Jorge Luis Borges, an ardent admirer, remarked that each of the various titles this medieval collection is known by has an equally beautiful ring: “A Thousand Nights and a Night,” in its original Arabic; “A Thousand and One Nights” in most European languages—and in English, The Arabian Nights, which Mary Zimmerman calls her newest venture, now onstage at Berkeley Rep. 

The Rep’s production, which Zimmerman wrote during rehearsal and directed, retells Scherezade and Shahryar’s story and the tale-telling that sprang from it. The cast of 15, many who have worked with Zimmerman before, play multiple parts, all at one point or another becoming storytellers. There’s the music of dumbek and oud, touches of dance, and much movement theater across Daniel Ostling’s set, strewn with carpets and pillows, with lamps lowered from the flies, on The Rep’s angular Thrust Stage. As the modular vignettes string out into full-blown stories, interrupted by interlocking tales-within-tales, the air of improvisation hangs like perfume in the air. 

In some ways, that’s the strongest flavor, despite the true virtuosity of the original tales and the efforts of the young cast—in particular, Sofia Jean Perez as Scherezade and Jesse J. Perez and Melina Kalomas in various roles—to bring them to life. But with all the well-meaning intent (Zimmerman said she was inspired by The Nights’ opposite, media spins on the Mideast since the Gulf War), competence of execution, and attempts to bring across cultural nuances, like the rich hyperbole of the high caliphal medieval prose, the synaesthesia of setting, music, movement, voice, even scent—what once was admiringly referred to as “Oriental”—the production can’t shake something of the banality of sketch comedy routines or the resonance of cable TV. 

Modern theater has been, in some ways, the search for marriage between the episode, the tableau (or “pregnant moment”) and that oxymoron, the spontaneous act of rigorous movement. Soviet director V.S. Meyerhold called a way he staged scenes with acrobatic movement to bring out or counterpoint meaning “attractions,” from circus parlance.  

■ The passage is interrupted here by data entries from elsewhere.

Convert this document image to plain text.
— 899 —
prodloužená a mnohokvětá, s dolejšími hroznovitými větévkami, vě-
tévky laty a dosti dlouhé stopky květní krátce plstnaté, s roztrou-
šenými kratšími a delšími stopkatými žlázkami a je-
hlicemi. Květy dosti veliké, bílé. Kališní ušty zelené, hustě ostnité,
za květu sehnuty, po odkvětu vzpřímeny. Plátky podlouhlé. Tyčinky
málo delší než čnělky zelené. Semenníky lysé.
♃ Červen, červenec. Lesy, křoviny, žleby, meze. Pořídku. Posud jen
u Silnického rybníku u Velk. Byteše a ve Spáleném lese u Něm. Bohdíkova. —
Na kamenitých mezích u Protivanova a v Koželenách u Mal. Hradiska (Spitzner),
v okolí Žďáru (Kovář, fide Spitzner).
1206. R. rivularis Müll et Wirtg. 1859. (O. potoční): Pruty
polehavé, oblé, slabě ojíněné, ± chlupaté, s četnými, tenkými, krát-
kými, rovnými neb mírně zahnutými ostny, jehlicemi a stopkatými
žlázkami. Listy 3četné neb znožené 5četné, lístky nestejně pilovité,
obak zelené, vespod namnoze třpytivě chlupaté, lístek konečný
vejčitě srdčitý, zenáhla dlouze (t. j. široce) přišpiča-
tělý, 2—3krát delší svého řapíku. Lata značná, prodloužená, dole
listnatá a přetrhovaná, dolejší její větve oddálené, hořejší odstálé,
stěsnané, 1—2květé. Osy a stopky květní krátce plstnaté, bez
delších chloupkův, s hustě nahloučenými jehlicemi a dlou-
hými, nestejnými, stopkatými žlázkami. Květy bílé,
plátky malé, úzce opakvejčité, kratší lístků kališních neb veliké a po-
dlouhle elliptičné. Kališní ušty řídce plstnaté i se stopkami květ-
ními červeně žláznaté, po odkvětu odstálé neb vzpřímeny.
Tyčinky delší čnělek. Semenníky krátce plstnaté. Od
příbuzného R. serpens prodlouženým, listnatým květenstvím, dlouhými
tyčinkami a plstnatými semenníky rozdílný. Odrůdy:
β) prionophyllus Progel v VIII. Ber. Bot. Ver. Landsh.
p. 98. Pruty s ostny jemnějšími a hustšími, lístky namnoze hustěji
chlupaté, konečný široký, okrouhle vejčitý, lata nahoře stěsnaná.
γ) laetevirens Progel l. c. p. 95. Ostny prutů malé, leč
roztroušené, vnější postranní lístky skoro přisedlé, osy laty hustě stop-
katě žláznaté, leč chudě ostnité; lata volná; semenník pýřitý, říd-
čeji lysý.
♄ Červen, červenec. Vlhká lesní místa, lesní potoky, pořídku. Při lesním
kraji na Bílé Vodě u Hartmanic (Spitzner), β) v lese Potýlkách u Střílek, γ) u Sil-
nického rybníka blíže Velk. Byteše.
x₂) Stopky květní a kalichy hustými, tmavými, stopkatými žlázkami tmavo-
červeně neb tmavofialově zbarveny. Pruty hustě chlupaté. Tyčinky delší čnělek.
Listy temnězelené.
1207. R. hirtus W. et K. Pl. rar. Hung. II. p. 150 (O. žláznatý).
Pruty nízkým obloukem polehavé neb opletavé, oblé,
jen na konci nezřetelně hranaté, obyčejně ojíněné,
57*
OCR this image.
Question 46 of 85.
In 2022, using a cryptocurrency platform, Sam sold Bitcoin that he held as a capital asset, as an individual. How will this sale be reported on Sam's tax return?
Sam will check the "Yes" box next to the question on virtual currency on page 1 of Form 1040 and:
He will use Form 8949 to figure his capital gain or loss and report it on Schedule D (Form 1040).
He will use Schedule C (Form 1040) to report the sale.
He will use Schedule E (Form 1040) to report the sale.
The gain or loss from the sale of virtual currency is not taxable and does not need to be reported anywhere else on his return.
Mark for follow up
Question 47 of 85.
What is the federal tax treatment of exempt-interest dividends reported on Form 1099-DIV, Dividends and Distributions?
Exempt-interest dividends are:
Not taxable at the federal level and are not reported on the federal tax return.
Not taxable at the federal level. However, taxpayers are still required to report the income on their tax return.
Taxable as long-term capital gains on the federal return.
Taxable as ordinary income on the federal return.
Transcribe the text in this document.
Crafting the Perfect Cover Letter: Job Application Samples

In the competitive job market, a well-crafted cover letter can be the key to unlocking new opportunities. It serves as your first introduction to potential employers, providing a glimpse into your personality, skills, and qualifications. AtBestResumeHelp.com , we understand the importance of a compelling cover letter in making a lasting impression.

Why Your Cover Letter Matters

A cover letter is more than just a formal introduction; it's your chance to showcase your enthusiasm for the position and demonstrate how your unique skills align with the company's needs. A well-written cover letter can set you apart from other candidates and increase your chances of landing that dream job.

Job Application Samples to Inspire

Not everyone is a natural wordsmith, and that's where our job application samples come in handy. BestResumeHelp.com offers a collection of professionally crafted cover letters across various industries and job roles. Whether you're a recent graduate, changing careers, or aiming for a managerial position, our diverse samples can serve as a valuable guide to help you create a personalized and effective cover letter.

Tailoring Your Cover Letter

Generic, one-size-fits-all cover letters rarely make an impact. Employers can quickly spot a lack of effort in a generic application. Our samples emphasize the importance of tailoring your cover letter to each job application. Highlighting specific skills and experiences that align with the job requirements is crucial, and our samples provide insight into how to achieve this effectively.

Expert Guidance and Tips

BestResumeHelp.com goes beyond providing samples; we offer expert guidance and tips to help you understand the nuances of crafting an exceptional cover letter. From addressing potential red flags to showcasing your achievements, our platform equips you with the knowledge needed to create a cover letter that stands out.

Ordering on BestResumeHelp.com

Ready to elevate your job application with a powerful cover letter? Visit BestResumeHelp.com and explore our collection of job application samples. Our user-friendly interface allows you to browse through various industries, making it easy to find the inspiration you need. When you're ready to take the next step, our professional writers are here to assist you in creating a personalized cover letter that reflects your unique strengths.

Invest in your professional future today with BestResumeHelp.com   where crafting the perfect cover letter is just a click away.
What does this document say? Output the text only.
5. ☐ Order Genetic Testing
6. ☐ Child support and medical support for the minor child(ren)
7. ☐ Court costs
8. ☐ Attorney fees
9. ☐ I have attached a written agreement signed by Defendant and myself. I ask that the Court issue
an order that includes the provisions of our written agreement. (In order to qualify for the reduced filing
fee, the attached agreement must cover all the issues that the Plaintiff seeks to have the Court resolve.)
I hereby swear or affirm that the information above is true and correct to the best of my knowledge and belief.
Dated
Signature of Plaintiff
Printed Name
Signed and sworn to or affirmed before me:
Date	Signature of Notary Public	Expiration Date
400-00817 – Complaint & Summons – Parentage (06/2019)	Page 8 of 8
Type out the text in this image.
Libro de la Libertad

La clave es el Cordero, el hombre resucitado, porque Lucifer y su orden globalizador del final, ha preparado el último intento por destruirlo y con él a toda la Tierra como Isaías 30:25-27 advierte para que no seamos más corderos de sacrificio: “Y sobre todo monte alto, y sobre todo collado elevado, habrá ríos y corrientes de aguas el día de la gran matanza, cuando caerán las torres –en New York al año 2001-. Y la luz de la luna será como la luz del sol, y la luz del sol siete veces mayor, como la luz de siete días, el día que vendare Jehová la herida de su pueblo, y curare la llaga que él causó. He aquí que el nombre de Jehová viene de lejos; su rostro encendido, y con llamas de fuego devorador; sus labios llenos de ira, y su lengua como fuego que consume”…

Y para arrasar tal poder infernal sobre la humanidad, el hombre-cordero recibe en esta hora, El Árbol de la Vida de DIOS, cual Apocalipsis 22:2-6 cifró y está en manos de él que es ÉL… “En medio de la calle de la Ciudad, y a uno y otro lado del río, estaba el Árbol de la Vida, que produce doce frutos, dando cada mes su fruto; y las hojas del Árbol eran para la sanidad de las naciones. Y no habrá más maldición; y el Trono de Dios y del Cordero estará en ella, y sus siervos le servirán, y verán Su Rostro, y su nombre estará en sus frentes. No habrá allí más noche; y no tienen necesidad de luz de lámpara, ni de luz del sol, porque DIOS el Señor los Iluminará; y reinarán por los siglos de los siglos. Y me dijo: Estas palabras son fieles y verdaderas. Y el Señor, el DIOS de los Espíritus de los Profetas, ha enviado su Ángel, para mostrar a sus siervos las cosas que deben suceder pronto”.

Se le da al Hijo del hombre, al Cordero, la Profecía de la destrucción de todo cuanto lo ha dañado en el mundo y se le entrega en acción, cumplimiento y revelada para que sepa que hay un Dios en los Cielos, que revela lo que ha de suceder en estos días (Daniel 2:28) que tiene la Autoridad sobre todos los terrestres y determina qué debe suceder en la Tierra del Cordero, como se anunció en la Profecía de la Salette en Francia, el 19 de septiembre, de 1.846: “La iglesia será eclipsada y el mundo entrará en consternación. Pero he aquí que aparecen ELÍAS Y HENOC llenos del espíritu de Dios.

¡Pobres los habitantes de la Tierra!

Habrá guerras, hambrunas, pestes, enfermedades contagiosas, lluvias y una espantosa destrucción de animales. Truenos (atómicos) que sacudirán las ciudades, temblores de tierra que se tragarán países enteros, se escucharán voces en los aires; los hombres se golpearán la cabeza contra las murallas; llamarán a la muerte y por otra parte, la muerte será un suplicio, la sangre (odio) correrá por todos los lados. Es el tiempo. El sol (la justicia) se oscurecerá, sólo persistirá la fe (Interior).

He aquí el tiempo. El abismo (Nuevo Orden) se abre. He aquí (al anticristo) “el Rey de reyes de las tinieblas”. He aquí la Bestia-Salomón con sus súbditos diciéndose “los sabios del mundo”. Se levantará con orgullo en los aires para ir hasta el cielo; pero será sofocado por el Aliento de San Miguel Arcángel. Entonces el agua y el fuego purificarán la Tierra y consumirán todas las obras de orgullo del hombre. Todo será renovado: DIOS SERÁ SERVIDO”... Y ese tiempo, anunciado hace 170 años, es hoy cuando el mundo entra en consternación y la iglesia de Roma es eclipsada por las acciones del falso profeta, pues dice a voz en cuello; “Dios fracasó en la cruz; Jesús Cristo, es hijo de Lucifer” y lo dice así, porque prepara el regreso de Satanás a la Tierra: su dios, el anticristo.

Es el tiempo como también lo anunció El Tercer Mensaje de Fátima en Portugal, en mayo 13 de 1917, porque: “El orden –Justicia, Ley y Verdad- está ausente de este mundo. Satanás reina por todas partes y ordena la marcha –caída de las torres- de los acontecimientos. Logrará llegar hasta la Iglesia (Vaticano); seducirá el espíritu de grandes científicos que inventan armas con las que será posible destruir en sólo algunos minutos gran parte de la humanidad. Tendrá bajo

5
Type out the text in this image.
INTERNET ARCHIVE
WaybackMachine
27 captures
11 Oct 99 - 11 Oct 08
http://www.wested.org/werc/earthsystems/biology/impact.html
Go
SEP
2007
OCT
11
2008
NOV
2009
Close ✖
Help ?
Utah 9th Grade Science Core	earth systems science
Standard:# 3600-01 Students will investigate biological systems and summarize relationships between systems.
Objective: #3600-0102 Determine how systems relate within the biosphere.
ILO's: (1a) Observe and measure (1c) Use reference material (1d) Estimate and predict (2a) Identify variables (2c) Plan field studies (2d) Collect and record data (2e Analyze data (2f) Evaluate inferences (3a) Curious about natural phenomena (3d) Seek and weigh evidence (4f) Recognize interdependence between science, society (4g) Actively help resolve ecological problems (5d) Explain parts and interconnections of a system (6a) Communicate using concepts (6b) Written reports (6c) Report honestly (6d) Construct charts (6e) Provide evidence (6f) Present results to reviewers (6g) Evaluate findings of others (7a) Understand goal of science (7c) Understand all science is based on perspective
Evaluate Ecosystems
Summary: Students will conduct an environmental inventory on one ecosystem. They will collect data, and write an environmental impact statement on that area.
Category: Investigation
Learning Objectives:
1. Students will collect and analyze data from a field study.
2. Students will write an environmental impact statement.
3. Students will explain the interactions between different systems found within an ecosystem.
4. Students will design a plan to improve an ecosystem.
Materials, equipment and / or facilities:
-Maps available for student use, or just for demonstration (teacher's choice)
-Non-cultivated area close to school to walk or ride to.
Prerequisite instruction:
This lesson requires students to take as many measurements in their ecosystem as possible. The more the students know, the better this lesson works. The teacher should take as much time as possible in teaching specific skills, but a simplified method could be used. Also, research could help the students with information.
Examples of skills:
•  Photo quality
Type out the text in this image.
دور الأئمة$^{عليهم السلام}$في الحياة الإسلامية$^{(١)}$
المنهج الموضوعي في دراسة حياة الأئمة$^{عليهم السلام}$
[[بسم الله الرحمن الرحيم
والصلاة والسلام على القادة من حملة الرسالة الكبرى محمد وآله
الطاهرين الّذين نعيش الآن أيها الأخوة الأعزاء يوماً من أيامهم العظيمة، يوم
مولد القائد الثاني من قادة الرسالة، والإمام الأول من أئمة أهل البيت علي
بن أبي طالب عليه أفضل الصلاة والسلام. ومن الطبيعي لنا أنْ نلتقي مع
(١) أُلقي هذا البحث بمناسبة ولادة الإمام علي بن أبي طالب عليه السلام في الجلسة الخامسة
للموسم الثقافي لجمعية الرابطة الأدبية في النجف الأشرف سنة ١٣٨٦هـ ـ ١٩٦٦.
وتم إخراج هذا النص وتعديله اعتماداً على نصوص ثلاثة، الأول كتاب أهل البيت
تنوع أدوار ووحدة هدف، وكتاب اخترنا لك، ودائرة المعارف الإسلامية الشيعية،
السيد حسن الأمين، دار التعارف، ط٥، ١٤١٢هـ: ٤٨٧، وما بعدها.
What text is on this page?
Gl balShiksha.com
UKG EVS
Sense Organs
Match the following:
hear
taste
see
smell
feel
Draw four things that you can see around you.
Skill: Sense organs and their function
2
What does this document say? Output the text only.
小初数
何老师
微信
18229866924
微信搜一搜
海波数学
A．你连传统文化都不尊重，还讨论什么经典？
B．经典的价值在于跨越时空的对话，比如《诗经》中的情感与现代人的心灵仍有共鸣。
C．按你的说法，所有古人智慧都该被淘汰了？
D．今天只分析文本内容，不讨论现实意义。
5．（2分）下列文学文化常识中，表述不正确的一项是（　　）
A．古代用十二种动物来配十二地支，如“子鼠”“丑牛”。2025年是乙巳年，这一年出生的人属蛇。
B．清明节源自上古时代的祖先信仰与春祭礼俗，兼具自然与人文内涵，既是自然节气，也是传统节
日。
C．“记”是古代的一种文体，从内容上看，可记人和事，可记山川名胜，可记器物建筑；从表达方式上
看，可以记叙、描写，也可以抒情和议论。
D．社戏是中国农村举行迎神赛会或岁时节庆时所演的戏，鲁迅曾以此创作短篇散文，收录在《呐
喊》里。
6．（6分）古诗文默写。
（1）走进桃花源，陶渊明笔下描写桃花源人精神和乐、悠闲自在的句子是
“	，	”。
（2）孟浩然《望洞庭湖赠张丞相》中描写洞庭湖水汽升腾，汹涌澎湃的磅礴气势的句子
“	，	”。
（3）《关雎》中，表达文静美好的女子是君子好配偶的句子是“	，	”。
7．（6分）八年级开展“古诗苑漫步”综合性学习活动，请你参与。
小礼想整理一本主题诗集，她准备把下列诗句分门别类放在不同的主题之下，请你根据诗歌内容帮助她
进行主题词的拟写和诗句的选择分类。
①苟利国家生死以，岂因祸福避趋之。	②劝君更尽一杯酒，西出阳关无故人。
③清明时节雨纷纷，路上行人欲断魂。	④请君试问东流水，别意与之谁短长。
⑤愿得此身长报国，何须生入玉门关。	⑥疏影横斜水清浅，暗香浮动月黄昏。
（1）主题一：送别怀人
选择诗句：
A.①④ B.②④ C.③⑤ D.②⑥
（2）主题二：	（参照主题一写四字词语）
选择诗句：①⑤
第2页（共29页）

Many of these techniques found their way into improv exercises, from which sprang contemporary sketch comedy, and emulations of the old avant-garde in performance art—which, often media-driven, can resemble improv comedy routines, which the media has embraced, 

Zimmerman’s Arabian Nights has too much sense of riffing, of being “bitty.” The profound, sometimes contradictory sensibilities of the original tales and how they intertwine can be better found in some of the—curiously incomplete—adaptations and inspired emulations of The Arabian Nights: Jan Potocki’s Manuscript Found in Saragossa (inspired as he read The Nights to his sick wife), but not the extraordinary and hilariously acted film by Wojcek Has, Saragossa Manuscript, tale told within delirious tale in flashback. Neither is Pier Paolo Pasolini’s Arabian Nights (last of a trilogy of tale-telling, after The Decameron and The Canterbury Tales)—or the work of two living filmmakers who are also close to theater and improvisation, innovators of new ways to weave diverse strands into open-ended, ongoing stories, beyond the heady brew, even, of “magical realism”: Jacques Rivette, Raul Ruiz.